Os dias foram ficando mais curtos e de repente já não havia Verão. Desta vez, porém, surpreendi-as quando as retirei do armário pouco tempo depois e lhes disse: -“Queridas Havaianas, vamos até África”. E fomos. Guiné-Bissau, Gâmbia, Senegal. Muita aventura vivemos juntos, aquilo é que foi uma galhofa. A vida não foi fácil, mas os dias eram enriquecedores. Deixei-as dormir em locais que não ouso descrever. Conhecemos pessoas, saímos juntos à noite e como sempre, no fim, levaram-me em segurança até ao que naqueles dias chamava de casa depois de mais um serão bem bebido.
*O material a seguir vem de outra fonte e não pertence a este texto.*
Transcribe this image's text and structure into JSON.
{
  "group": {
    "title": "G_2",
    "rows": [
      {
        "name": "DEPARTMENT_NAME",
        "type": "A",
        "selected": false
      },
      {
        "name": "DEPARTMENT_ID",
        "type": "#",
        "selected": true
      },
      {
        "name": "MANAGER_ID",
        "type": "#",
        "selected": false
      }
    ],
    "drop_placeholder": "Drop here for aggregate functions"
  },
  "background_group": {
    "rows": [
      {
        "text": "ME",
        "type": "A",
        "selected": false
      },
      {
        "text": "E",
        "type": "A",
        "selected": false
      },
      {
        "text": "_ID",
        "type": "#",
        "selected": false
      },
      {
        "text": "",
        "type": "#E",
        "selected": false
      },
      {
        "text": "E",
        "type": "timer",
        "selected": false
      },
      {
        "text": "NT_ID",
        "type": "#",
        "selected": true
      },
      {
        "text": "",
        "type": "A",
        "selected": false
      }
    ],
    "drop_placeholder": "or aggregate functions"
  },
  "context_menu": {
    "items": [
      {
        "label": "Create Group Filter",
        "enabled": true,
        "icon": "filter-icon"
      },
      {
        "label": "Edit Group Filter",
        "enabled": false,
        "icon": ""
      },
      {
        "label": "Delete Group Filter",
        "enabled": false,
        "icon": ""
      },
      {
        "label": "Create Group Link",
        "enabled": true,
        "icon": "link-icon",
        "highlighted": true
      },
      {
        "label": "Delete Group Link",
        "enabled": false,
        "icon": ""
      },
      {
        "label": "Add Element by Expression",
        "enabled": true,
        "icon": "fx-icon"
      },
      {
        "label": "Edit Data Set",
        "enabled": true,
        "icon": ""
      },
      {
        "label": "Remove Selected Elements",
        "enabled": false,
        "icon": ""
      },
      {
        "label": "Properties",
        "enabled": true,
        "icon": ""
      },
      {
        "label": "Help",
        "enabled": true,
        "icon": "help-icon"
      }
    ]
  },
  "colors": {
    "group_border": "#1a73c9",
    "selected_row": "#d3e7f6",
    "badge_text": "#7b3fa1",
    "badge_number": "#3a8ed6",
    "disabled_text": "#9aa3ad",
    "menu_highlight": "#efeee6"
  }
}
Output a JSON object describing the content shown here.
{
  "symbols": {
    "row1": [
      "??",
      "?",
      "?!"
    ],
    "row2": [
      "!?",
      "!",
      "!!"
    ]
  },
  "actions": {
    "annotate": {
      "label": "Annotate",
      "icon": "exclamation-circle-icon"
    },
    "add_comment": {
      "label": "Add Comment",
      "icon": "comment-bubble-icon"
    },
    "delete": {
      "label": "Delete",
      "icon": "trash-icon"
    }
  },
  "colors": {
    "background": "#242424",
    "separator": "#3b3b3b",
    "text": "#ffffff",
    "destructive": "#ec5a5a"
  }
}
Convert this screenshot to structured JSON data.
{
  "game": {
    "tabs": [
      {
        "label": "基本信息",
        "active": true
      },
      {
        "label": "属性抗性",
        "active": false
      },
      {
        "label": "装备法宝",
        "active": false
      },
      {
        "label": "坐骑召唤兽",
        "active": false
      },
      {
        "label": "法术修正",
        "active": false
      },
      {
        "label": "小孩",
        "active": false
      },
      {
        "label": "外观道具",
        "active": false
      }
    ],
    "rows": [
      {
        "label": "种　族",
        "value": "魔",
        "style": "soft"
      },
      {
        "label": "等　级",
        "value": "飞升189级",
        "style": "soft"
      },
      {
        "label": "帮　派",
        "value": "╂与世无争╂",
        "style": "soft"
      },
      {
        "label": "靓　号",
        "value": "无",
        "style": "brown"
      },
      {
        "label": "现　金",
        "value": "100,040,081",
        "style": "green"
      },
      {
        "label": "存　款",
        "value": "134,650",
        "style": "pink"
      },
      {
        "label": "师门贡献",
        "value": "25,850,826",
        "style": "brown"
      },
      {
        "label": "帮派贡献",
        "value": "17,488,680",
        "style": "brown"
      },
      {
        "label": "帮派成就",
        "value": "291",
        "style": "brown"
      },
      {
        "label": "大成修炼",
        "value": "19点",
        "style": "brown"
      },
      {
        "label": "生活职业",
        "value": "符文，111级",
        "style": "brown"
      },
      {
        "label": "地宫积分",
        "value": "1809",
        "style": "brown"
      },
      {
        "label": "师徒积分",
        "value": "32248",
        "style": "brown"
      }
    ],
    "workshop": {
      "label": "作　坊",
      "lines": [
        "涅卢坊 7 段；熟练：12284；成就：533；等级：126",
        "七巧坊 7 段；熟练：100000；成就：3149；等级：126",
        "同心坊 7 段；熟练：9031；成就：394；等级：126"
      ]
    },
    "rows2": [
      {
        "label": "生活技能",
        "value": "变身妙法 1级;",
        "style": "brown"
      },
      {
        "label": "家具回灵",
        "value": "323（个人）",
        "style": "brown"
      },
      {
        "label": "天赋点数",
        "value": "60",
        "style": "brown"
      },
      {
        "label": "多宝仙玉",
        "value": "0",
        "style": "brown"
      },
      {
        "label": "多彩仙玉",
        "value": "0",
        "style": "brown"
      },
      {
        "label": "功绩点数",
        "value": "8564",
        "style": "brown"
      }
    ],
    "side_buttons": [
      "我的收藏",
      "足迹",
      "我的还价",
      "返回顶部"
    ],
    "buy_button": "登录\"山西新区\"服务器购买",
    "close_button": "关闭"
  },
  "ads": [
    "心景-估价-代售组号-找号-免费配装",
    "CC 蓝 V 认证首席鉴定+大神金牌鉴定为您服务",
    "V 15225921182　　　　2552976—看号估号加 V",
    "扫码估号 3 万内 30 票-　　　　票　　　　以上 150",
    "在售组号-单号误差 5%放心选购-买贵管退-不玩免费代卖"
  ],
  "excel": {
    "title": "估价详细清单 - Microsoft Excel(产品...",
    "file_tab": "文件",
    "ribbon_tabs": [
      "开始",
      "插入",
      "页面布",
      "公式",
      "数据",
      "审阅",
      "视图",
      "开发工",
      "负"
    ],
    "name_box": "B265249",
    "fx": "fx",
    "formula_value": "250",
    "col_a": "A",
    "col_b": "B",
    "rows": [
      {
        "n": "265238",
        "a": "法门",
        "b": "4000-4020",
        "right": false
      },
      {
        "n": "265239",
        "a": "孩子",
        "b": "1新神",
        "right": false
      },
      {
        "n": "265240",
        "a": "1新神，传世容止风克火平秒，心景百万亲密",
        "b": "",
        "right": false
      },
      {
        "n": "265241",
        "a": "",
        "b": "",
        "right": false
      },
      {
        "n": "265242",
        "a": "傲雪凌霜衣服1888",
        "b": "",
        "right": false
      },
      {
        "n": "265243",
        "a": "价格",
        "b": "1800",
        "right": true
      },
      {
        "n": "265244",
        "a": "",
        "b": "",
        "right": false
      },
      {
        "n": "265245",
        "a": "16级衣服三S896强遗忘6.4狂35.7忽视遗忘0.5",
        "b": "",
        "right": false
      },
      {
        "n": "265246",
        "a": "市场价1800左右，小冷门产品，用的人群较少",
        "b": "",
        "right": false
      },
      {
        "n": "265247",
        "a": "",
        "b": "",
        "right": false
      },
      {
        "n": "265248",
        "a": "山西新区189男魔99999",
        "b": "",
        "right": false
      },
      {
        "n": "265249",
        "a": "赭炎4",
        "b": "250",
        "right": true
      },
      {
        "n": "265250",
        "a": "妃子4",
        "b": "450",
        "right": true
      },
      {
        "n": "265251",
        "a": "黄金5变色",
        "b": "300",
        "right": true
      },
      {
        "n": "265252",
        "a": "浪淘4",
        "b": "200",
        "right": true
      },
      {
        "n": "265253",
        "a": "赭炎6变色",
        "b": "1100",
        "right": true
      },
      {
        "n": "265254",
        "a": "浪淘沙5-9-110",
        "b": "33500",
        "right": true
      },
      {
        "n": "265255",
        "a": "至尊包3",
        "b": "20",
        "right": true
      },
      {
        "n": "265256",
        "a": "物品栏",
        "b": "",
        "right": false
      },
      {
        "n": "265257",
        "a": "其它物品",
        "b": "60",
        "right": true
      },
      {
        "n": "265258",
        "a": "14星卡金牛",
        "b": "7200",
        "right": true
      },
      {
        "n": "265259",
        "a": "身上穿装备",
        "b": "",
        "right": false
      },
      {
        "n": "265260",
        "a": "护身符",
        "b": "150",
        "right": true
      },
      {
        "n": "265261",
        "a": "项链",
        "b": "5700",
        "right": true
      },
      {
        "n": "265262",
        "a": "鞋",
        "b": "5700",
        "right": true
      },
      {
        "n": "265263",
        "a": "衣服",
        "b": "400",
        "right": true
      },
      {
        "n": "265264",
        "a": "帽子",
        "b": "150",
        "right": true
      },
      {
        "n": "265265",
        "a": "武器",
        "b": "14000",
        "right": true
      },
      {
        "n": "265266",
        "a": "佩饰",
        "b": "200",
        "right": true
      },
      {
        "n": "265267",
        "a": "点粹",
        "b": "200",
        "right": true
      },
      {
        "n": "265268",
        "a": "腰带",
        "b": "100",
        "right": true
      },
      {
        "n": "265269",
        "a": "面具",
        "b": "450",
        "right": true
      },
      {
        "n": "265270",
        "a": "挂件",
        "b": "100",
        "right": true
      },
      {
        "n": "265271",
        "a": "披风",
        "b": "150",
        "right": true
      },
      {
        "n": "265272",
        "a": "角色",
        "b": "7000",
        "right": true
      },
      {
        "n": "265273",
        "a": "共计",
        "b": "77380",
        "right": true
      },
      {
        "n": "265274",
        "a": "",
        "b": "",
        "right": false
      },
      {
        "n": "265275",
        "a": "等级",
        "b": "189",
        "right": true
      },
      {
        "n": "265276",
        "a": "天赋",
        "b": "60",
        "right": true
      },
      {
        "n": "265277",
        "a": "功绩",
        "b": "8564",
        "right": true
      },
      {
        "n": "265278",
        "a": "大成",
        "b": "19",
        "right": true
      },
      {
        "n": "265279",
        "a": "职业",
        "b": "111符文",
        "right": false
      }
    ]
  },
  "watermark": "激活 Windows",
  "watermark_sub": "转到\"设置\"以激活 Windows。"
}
Agora estamos aqui. Como disse, nas Filipinas. Houve ali um período de repouso, enquanto passava o Natal com a família e chorava uma perda chegada. Mas partimos juntos, outra vez. E sei que o vamos continuar a fazer. Um dia as minhas Havaianas vão ficar doentes ou talvez morram subitamente. Ou quem sabe, ao acordar, não as encontre. Levadas por qualquer filibusteiro do mundo. Quando esse dia chegar, feito o luto, terei que encontrar outras… Havaianas.

8 COMENTÁRIOS

  1. Tchi já vi que tens pés de cinderela. umas havaianas não duram mais de 2 meses de viagem nos meus pés… excelente relato, adorei ler. quando fores a marrocos ofereço-te umas sandálias de homem, aquelas que os marroquinos usam no hammam. isso sim… e nos teus pés duram-te mais 50 anos.

    • Pois os meus pés merecem o melhor, mas o melhor não é, nem de perto nem de longe, um par de havaianas*1. Chinelos de dedo acho muito práticos apesar de terem tudo para dar cabo dos pés, quer sejam havaianas de 20 euros ou o equivalente made in asia de 2 euros. Apesar disso, tenho sempre um par comigo. Uso-as quando não preciso de andar muito: no avião, nos quartos de hotel, na praia e sempre que o calor aperte e torne dificil a meia ou o sapato fechado! Quando preciso de andar a serio, ai meto os chinelos na mochila e calço umas sandálias simples mas muito fiáveis como estas minhas Teva*2 Terra Fi Light que têm resistido muito apesar de já terem ficado semi-abertas na sola depois da subida à Ciudad Perdida na Colombia. De regresso a Bogotá cozi-as por 50 centimos do Euro e estão como novas.

      *1 O hype das havaianas faz-me lembrar a estranha moda das socas de plastico, caras, feias e desajeitadas da Crocs, que parece que já passou! Mas lá está, opiniões cada um tem a sua, e até sou amigo de tipos que usam essas horriveis socas!

      *2 Teva: do hebraico “Natureza”. O inventor era Israelita.

      • Eu coloquei o preço das Havaianas no Brasil mas, na verdade, nunca usei uma. Em casa uso chinelos de couro e, no verão, uso sandálias de couro que me permitem dirigir veículos, o que não posso fazer de chinelos.